Not a sign; not a sound.

'That's all right; I don't suppose she'll worry you overmuch. By the way, where have you put that money? I don't want to know; only women of that kind are as sharp as needles; and not over scrupulous either. If you like to confide it to my keeping it will be quite safe in my charge, and you can have it whenever you want it, with the other five hundred, as you know very well.'

Nothing to show he heard.

I turned down the bedclothes, thinking that he might have slipped the notes between the sheets. Not he! Nothing in the shape of a bank-note was to be seen. My curiosity being piqued--the depths of this man really were too deep!--I looked for them in every place I could think of, subjecting the whole bed to a minute examination; he evincing not the slightest apparent interest in my proceedings. Not the vestige of a note. Could he have swallowed them? If he had not, I could not conceive what had become of them. They were not upon his body. They could hardly, at his bidding, have vanished into air. Although I was quite prepared to admit that, 'for ways that are dark,' compared to him the Heathen Chinee was an innocent suckling.

'Well, as I can't find it I imagine that the woman won't; so I suppose I make take it that the money's safe. There's only one other topic on which I wish to touch--the funeral. The undertaker's man will come and measure you to-day. The shell, and, I presume, the coffin also, will arrive to-morrow morning. You'll be placed inside, and, in the afternoon, the coffin will be closed. It will be taken down in the evening by a special train to Cressland--where you may, or may not, be aware is the family vault--the interment taking place on Wednesday. As we are none of us particularly proud of you, the interment will be as private as possible. As, I take it, you don't want to be inside the coffin when it's placed in its last resting-place, I'll look in before the undertaker's fellows; you must give up being dead, and, between us, we'll screw down the lid. I'll find an excuse which will satisfy them. I have an idea in this fertile brain of mine.--You clearly understand and agree. Say so if you don't!'

He said nothing, nor signified in any way whatever that he had attained to even a glimmer of comprehension. But I knew him. Taking his immobility to signify acquiescence, I left him asleep upon the bed.

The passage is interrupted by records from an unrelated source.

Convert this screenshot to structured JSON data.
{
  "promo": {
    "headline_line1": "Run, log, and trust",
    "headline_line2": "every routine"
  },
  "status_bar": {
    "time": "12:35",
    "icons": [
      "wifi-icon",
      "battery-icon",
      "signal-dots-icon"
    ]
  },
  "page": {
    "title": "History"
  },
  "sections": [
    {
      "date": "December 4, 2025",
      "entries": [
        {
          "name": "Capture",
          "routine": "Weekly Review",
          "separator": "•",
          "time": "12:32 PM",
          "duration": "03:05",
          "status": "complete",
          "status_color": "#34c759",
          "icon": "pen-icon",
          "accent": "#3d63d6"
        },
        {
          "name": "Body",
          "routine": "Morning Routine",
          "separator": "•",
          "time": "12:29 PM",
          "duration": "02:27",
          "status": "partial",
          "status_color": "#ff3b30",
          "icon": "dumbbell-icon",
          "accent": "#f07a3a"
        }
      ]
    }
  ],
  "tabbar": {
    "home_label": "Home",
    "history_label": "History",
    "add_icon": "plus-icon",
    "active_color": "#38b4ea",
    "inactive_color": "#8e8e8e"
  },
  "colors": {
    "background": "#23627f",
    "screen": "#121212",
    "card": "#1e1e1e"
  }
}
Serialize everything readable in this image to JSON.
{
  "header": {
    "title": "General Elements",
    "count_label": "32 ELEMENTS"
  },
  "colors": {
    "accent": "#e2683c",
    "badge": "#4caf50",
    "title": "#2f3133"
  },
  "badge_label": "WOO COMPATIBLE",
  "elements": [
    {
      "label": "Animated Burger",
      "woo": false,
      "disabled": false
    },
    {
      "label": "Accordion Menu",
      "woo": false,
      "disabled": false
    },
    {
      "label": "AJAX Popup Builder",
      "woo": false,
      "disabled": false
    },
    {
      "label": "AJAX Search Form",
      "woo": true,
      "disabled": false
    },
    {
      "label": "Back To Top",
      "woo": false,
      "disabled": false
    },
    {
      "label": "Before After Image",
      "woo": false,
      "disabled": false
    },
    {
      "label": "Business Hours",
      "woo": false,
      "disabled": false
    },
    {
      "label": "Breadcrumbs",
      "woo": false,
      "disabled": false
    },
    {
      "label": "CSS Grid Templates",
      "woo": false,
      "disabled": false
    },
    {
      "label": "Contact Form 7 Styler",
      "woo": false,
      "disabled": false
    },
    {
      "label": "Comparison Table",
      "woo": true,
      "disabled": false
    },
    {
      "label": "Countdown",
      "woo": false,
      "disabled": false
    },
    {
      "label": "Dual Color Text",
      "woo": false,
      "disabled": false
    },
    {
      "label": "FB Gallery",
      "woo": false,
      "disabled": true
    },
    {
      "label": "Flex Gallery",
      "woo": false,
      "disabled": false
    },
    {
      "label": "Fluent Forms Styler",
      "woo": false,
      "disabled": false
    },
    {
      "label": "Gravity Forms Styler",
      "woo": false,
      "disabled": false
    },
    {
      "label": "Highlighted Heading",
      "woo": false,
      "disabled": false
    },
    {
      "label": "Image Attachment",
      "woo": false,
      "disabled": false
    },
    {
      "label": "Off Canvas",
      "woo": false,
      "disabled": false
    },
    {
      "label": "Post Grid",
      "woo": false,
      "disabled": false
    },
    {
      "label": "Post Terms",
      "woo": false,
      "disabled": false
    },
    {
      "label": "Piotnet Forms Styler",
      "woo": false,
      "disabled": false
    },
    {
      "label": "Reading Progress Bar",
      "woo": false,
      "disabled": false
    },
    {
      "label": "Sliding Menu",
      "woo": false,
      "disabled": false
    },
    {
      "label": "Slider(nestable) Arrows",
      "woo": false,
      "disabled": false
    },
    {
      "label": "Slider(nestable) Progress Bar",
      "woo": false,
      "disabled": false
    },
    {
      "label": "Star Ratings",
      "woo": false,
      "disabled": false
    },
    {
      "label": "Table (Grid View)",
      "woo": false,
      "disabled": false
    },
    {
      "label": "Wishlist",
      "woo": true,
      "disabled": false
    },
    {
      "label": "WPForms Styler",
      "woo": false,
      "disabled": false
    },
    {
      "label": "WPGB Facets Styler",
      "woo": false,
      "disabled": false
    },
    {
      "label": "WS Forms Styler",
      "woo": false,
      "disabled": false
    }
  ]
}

But though I left him he was with me all the time. I could not get him out of my head. I interviewed the landlord, with whom I made arrangements on a very liberal scale to compensate him for the inconvenience the affair was causing him; and all the while that we were talking I saw, with my mental eye, the silent figure on the bed!

Thence I went to Tattenham, the funeral furnisher. The figure was with me there. I wondered what my feelings would be if I knew that I was being measured for my coffin. With what amount of ceremony would the measurer treat me? To be touched for such a purpose by such hands! I feared that under his kind offices I should not lie so still as I trusted Mr. Montagu Babbacombe would do.

At home I found, as I expected, Edith and Reggie confabulating with Violet. As I also expected, Vi began at me at once--though her tone and bearing were alike surprising. She was unwontedly meek.